Zahiriye mezhebine göre İslâm hukukunun temel
kaynakları Kitap ve Sünnettir. Bunlar ancak lafzî anlamları
doğrultusunda anlaşılabilir. Nassların lafzî anlamları
bırakılarak tevil ve kıyasa gidilmesi haramdır. Sünnet
de Kur'ân gibi Allah'ın bir vahyidir. Bu nedenle dinî kaynak
olmaları bakımından ikisi arasında bir fark yoktur.
Bir âyet diğer bir âyetin hükmünü neshedebileceği gibi, bir
hadis de bir âyeti neshedebilir. İcma, ancak bir nassın
bildirdiği hüküm üzerinde olursa bir anlam taşır. Nassa
dayanmayan icmanın hiç bir hükmü yoktur. Diğer mezheplerce
hukukun kaynakları arasında sayılan kıyas, istihsan,
mesalih-i mürsele gibi ictihad yöntemlerinin de hiç bir geçerliliği
olamaz.

Zahiriye mezhebi, hakkında nas bulunmayan
konularda istishab ve ibahat-ı asliye ilkesine göre hareket eder.
İstishab, nassa dayanan bir hükmün, değiştiğini gösteren
başka bir nas bulununcaya kadar devam etmesi demektir.
İbahat-ı asliye ise, nasla haram kılınanlar
dışında her şeyin mübahlığı
kuralıdır. Allah, başlangıçta insanlara her şeyi
mübah kılmış, sonra bunlardan dilediğini
yasaklamıştır. Hakkında nas bulunmayan bütün
şeyler mübahtır. Bu ilke, Zahiriye mezhebinin bazı garip
sonuçlara ulaşmasına yol açmıştır. Söz gelimi,
bir köpeğin yediği ya da içtiği kapta kalan yiyecek veya
içecek pisliktir. Bu kabın temizlenmesi için biri temiz toprakla
olmak üzere yedi kere yıkanması gerekir. Çünkü bu konuda nas
vardır. Buna karşılık domuzun artığı
temizdir. Çünkü bu konuda bir nas bulunmamaktadır. Durgun bir su,
insan idrarıyla pis olur. Oysa domuz idrarı aynı suyu
pisletmez.
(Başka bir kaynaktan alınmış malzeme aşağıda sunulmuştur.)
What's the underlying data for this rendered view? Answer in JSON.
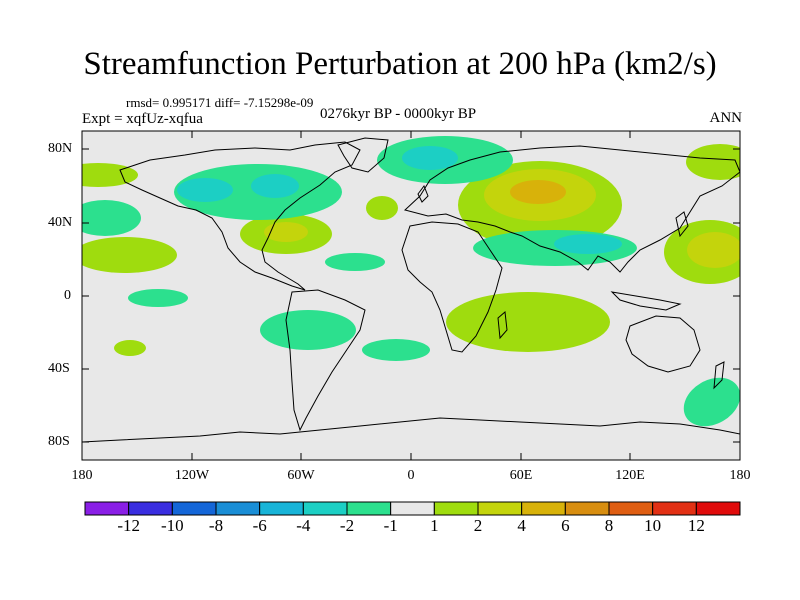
{
  "title": "Streamfunction Perturbation at 200 hPa (km2/s)",
  "stats": "rmsd= 0.995171 diff= -7.15298e-09",
  "experiment": "Expt = xqfUz-xqfua",
  "period": "0276kyr BP - 0000kyr BP",
  "season": "ANN",
  "y_axis_labels": [
    "80N",
    "40N",
    "0",
    "40S",
    "80S"
  ],
  "x_axis_labels": [
    "180",
    "120W",
    "60W",
    "0",
    "60E",
    "120E",
    "180"
  ],
  "colorbar": {
    "labels": [
      "-12",
      "-10",
      "-8",
      "-6",
      "-4",
      "-2",
      "-1",
      "1",
      "2",
      "4",
      "6",
      "8",
      "10",
      "12"
    ],
    "colors": [
      "#8a1fe6",
      "#3a2ee0",
      "#1466d8",
      "#1a8ed6",
      "#18b4d8",
      "#1ccfc4",
      "#2ce08e",
      "#e8e8e8",
      "#9fdc0e",
      "#c4d40c",
      "#d8b20a",
      "#d88e10",
      "#df5e12",
      "#e23014",
      "#e00b0b"
    ]
  },
  "colors": {
    "land_ocean_bg": "#e8e8e8",
    "coast": "#000000"
  }
}
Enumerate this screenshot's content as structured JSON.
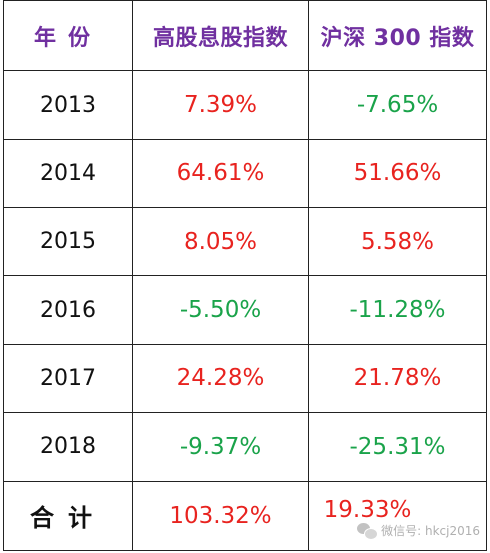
{
  "table": {
    "headers": {
      "year": "年份",
      "dividend_index": "高股息股指数",
      "csi300": "沪深 300 指数"
    },
    "rows": [
      {
        "year": "2013",
        "dividend": "7.39%",
        "csi300": "-7.65%"
      },
      {
        "year": "2014",
        "dividend": "64.61%",
        "csi300": "51.66%"
      },
      {
        "year": "2015",
        "dividend": "8.05%",
        "csi300": "5.58%"
      },
      {
        "year": "2016",
        "dividend": "-5.50%",
        "csi300": "-11.28%"
      },
      {
        "year": "2017",
        "dividend": "24.28%",
        "csi300": "21.78%"
      },
      {
        "year": "2018",
        "dividend": "-9.37%",
        "csi300": "-25.31%"
      }
    ],
    "total": {
      "label": "合计",
      "dividend": "103.32%",
      "csi300": "19.33%"
    }
  },
  "watermark": {
    "text": "微信号: hkcj2016",
    "icon": "wechat-icon"
  },
  "colors": {
    "header": "#7030a0",
    "positive": "#e8231f",
    "negative": "#1aa34a",
    "border": "#222222"
  }
}
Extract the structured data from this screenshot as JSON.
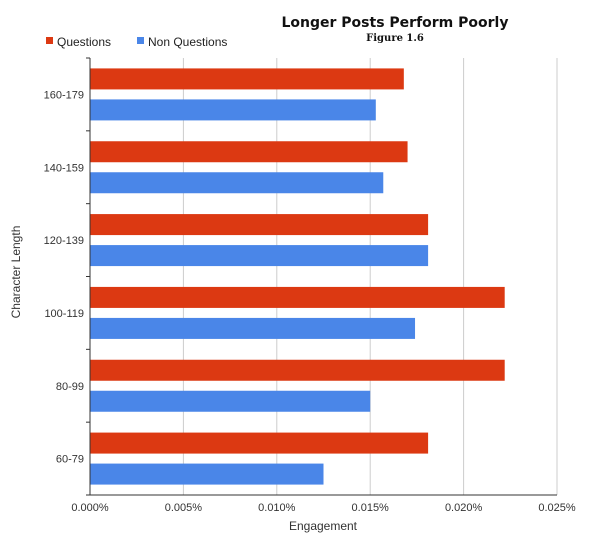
{
  "chart_data": {
    "type": "bar",
    "orientation": "horizontal",
    "title": "Longer Posts Perform Poorly",
    "subtitle": "Figure 1.6",
    "xlabel": "Engagement",
    "ylabel": "Character Length",
    "categories": [
      "160-179",
      "140-159",
      "120-139",
      "100-119",
      "80-99",
      "60-79"
    ],
    "series": [
      {
        "name": "Questions",
        "color": "#dc3912",
        "values": [
          0.0168,
          0.017,
          0.0181,
          0.0222,
          0.0222,
          0.0181
        ]
      },
      {
        "name": "Non Questions",
        "color": "#4a86e8",
        "values": [
          0.0153,
          0.0157,
          0.0181,
          0.0174,
          0.015,
          0.0125
        ]
      }
    ],
    "xlim": [
      0,
      0.025
    ],
    "xticks": [
      "0.000%",
      "0.005%",
      "0.010%",
      "0.015%",
      "0.020%",
      "0.025%"
    ],
    "grid": true,
    "legend_position": "top-left"
  }
}
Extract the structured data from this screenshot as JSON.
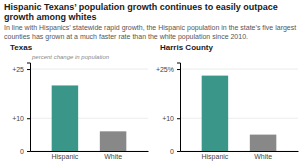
{
  "title": "Hispanic Texans’ population growth continues to easily outpace growth among whites",
  "subtitle": "In line with Hispanics’ statewide rapid growth, the Hispanic population in the state’s five largest counties has grown at a much faster rate than the white population since 2010.",
  "chart_data": [
    {
      "type": "bar",
      "title": "Texas",
      "categories": [
        "Hispanic",
        "White"
      ],
      "values": [
        20,
        6
      ],
      "colors": [
        "#3a9688",
        "#888888"
      ],
      "ylim": [
        0,
        27
      ],
      "yticks": [
        0,
        {
          "value": 10,
          "label": "+10"
        },
        {
          "value": 25,
          "label": "+25"
        }
      ],
      "grid": true,
      "annotation": "percent change in population"
    },
    {
      "type": "bar",
      "title": "Harris County",
      "categories": [
        "Hispanic",
        "White"
      ],
      "values": [
        23,
        5
      ],
      "colors": [
        "#3a9688",
        "#888888"
      ],
      "ylim": [
        0,
        27
      ],
      "yticks": [
        0,
        {
          "value": 10,
          "label": "+10"
        },
        {
          "value": 25,
          "label": "+25%"
        }
      ],
      "grid": true
    }
  ]
}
Çünkü insan idrarı hakkında nas bulunduğu
halde, domuz idrarı hakkında nas bulunmamakta, bu da onun
temizliğini göstermektedir.

Nasların illetlerini ve teşrî hikmetlerini
göz önünde bulundurmayan Zahiriye mezhebi bilginleri, İslâm
hukukunun ayrıntılarına ilişkin çok farklı hükümlere
ulaşmışlardır. Örneğin evlenmeye gücü yeten
bir erkeğin evlenmesi, gücü yetmeyenlerin de sık sık oruç
tutması farzdır. Kişinin sağlıklı
durumdayken ve ölümlük hasta iken yaptığı tasarruflar
aynı ölçüde geçerlidir. Riba, yalnız kendisini
tanımlayan hadiste geçen altı madde (altın, gümüş,
buğday, arpa, hurma ve tuz) için söz konusu olabilir. Hac, zekât,
keffaret gibi Allah hakkı sayılan bir borcu olan ölünün
terekesinden önce bu borçları ödenir, sonra sıra kul
haklarına gelir. Mirasın paylaşılması
sırasında hazır bulunan, ancak varis olmayan akrabalara
razı olacakları ölçüde pay verilmesi gerekir. Hâkim, sağlık
nedenleri, kayıplık, geçimsizlik gibi gerekçelerle evliliğe
son veremez.

Zahiriye, sadece fıkhî bir mezhep değil,
aynı zamanda itikadî bir mezheptir. İtikadî konulardaki başlıca
görüşleri de şöyle özetlenebilir: Allah'ın
birliğinin (tevhid) üç yönü vardır. Bunlar, Allah'ın
tapılacak varlık (mabud) olarak birliği, yaratıcı
(halık) olarak birliği ve niteliklerinde birliğidir.
Tevhid, ancak bu üç yönle tamamlanır. Buna göre, Allah'tan başka
bir varlığa ibadet edilemez. Kullardan hiç birisi aracı
edilerek Allah'a yakınlık kazanmak için çalışılamaz.
Her şeyi yaratan Allah'tır. Hiç kimse, bir fiili veya bir
nesneyi yarattığını söyleyemez. Allah zatında
olduğu gibi niteliklerinde de birdir. Allah'ın nitelikleri,
O'nun isimleridir. Allah'ın sıfatları olduğu söylenemez.
Çünkü Kur'ân'da sıfat kelimesi geçmez.

Müslümanların bir halife seçmeleri vacibtir. Bu
görevi yerine getirmemeleri durumunda hepsi günahkâr olur. Halife Kureyş
kabilesinden, akıllı ve erkek birisi olmalı, görev için
ortaya çıkmalı, görevlerini bilmeli ve bunları yerine
getirecek güç ve yeteneğe sahip olmalı, günahlardan uzak
durmalıdır. Halifenin seçimi konusunda üç yol vardır.
Bunlardan birisi, önceki halifenin tavsiyesi; ikincisi, gerekli
şartları taşıyan bir kişinin ortaya çıkarak
biat istemesi; üçüncüsü de, sağ olan halifenin sonraki halifenin
seçimini güvenilir bir kişi ya da kurula
bırakmasıdır.

Büyük günah işleyen kişi kâfir sayılamaz.
Bunlar kesin biçimde tevbe ederlerse günahları
bağışlanır. Tevbe etmeden ölmeleri halinde, sevapları
ağır gelirse, günahları düşer; sevapları ile günahları
eşit olursa, A'raf'ta kalırlar; günahları ağır
gelirse, günahın fazlalığı ölçüsünde ceza
görürler. Bu cezanın süresi, ateşin bir kez yüzlerine
parlamasından elli bin yıla kadar değişebilir. Sonra
cehennemden çıkarak cennete giderler.

Zahiriye mezhebi doğu İslâm dünyasında
önce Dâvud ez-Zahirî, sonra da oğlu Muhammed tarafından
yayıldı. Hicri IV. yüzyılda dördüncü büyük mezheb
durumuna geldi. Fakat giderek etkisi azaldı. Buna
karşılık İbn Hazm ile birlikte Batıda, Endülüs'te
güç kazandı. Günümüzde izleyicisi kalmayan mezhep, etkisini yetiştirdiği
büyük bilginlerin eserleriyle sürdürmektedir.